Although regarded by Cromwell as ‘one of the strongest inland garrisons in the kingdom’, Pontefract castle suffered three sieges by the Parliamentarians which also left the town in a parlous state, inhabitants successfully petitioning parliament for the castle’s demolition which began on 5 April 1649.

At the time of my visit to Pontefract I was fortunate to meet Paul Venton from the Pontefract museum service, who was doing a lunchtime cover for the custodian. He was most helpful in showing me several features, including a liquorice bush, growing near the entrance. Parts of the grounds were once used for its cultivation. We looked at the Round Tower, still impressive from a close angle and with similarities to Clifford’s Tower at York.

During the building and rebuilding of the castle a new, carefully planned late Norman town emerged, set away from the ancient centre with a distinctive street pattern which survives remarkably intact to the present day: Micklegate, Gillygate, Ropergate, Beastfair, Shoemarket, Salter Row, Finkle Street, Horsefair and a few others too; with, at its hub, the wide Market Place. The Georgians certainly appreciated both the practical and aesthetic potential of the long main street, placing a classical town hall at one end and, slightly offset, St Giles’s parish church and a large arcaded Butter Cross at the other. Many other buildings are of interest, including the brick-built Red Lion and the graceful, bow-windowed Barclay’s Bank. A real eye-catcher, however, is the magnificent mid-nineteenth century Market Hall.

Pontefract’s classical Sessions or Court House is also a most impressive architectural feature, a reminder of the continuing importance of Pontefract as legal centre.

The old Saxon town was not, however, totally abandoned, a new church was established, a precursor of the present All Saints’. Nearby once stood St John’s Priory, a Cluniac house established by monks from France in about 1090.

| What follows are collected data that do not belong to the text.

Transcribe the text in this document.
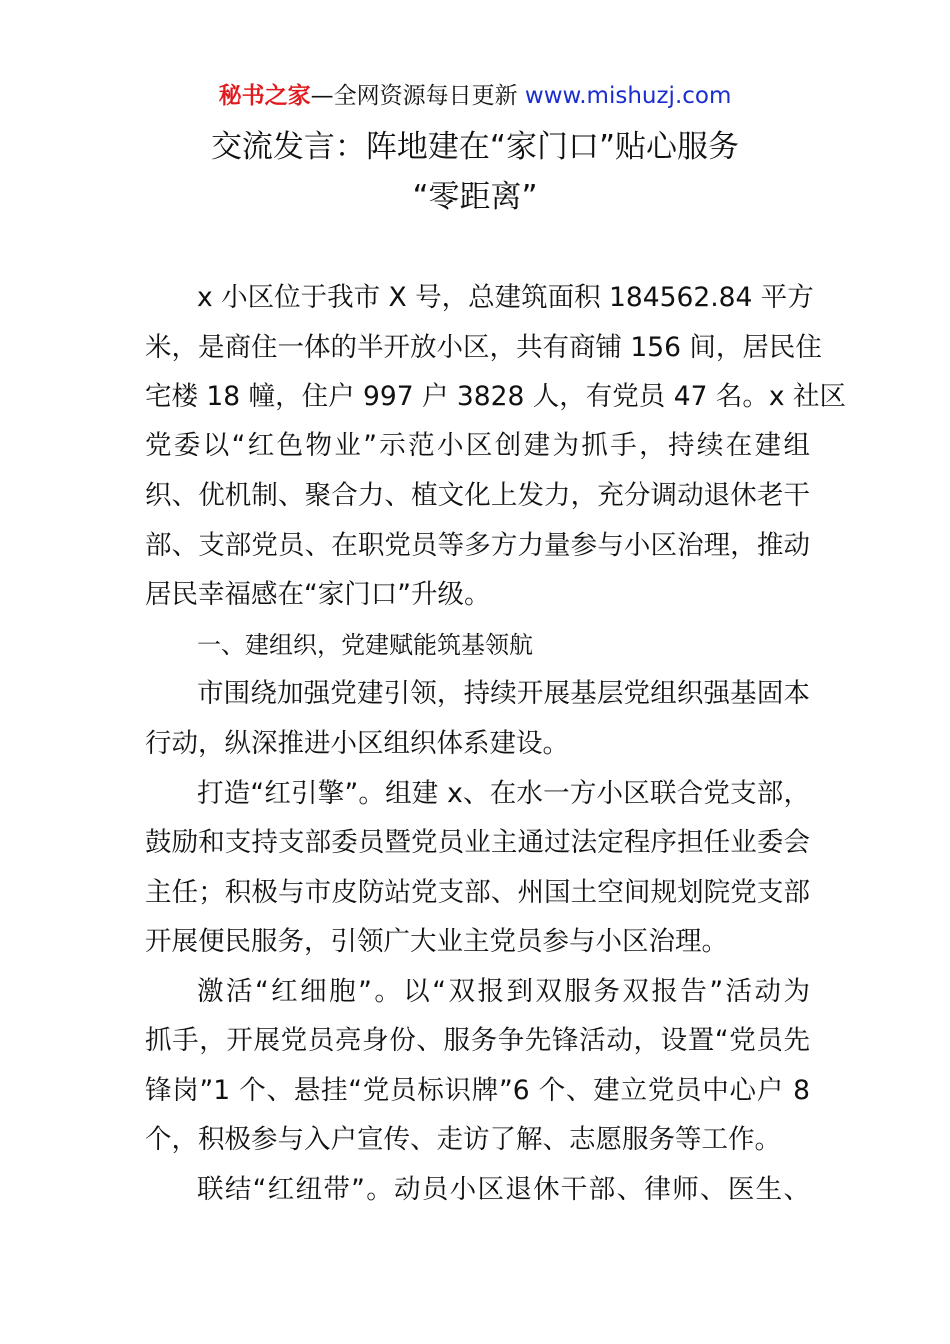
秘书之家—全网资源每日更新 www.mishuzj.com
交流发言：阵地建在“家门口”贴心服务
“零距离”
x 小区位于我市 X 号，总建筑面积 184562.84 平方
米，是商住一体的半开放小区，共有商铺 156 间，居民住
宅楼 18 幢，住户 997 户 3828 人，有党员 47 名。x 社区
党委以“红色物业”示范小区创建为抓手，持续在建组
织、优机制、聚合力、植文化上发力，充分调动退休老干
部、支部党员、在职党员等多方力量参与小区治理，推动
居民幸福感在“家门口”升级。
一、建组织，党建赋能筑基领航
市围绕加强党建引领，持续开展基层党组织强基固本
行动，纵深推进小区组织体系建设。
打造“红引擎”。组建 x、在水一方小区联合党支部，
鼓励和支持支部委员暨党员业主通过法定程序担任业委会
主任；积极与市皮防站党支部、州国土空间规划院党支部
开展便民服务，引领广大业主党员参与小区治理。
激活“红细胞”。以“双报到双服务双报告”活动为
抓手，开展党员亮身份、服务争先锋活动，设置“党员先
锋岗”1 个、悬挂“党员标识牌”6 个、建立党员中心户 8
个，积极参与入户宣传、走访了解、志愿服务等工作。
联结“红纽带”。动员小区退休干部、律师、医生、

A century later it had an, albeit short-lived offshoot at Lundwood in Barnsley (Monk Bretton) and a new Norman town developed at Barnsley.

As one might expect in a market town there are many pubs and inns in Pontefract. Architecturally, perhaps the most extraordinary is the timber-framed Counting House Inn, looking to be of sixteenth century in origin, reached via Ream’s Terrace and Beastfair. The public house usage is relatively recent. It was disappointing to see so much mess and litter outside such an important building which may have served a shop earlier times.

For many thousands of people, ‘Ponte’ is for horseracing. A great deal of work has been done in recent years to improve and develop the course on the outskirts of Pontefract. This summer there are Ladies Days on 2 July, a ‘Red Shirt Night’ on 20 July (evening) and Family Days on 29 July and 19 August. Pontefract has the advantage of the longestcontinuous flat racecourse in the country, stretching well over two miles. Sad to note that the splendid silver gilt Pontefract Race Cup, dating from 1812 was recently stolen from Doncaster’s Cusworth Hall Museum.

The opening lines of John Betjeman’s poem
The Liquorice Fields at Pontefract are:

In the liquorice fields at Pontefract
My love and I did meet
And many a burdened liquorice bush
Was blooming round our feet;

Whatever your interests, Pontefract in Wakefield, old and new has a lot to offer.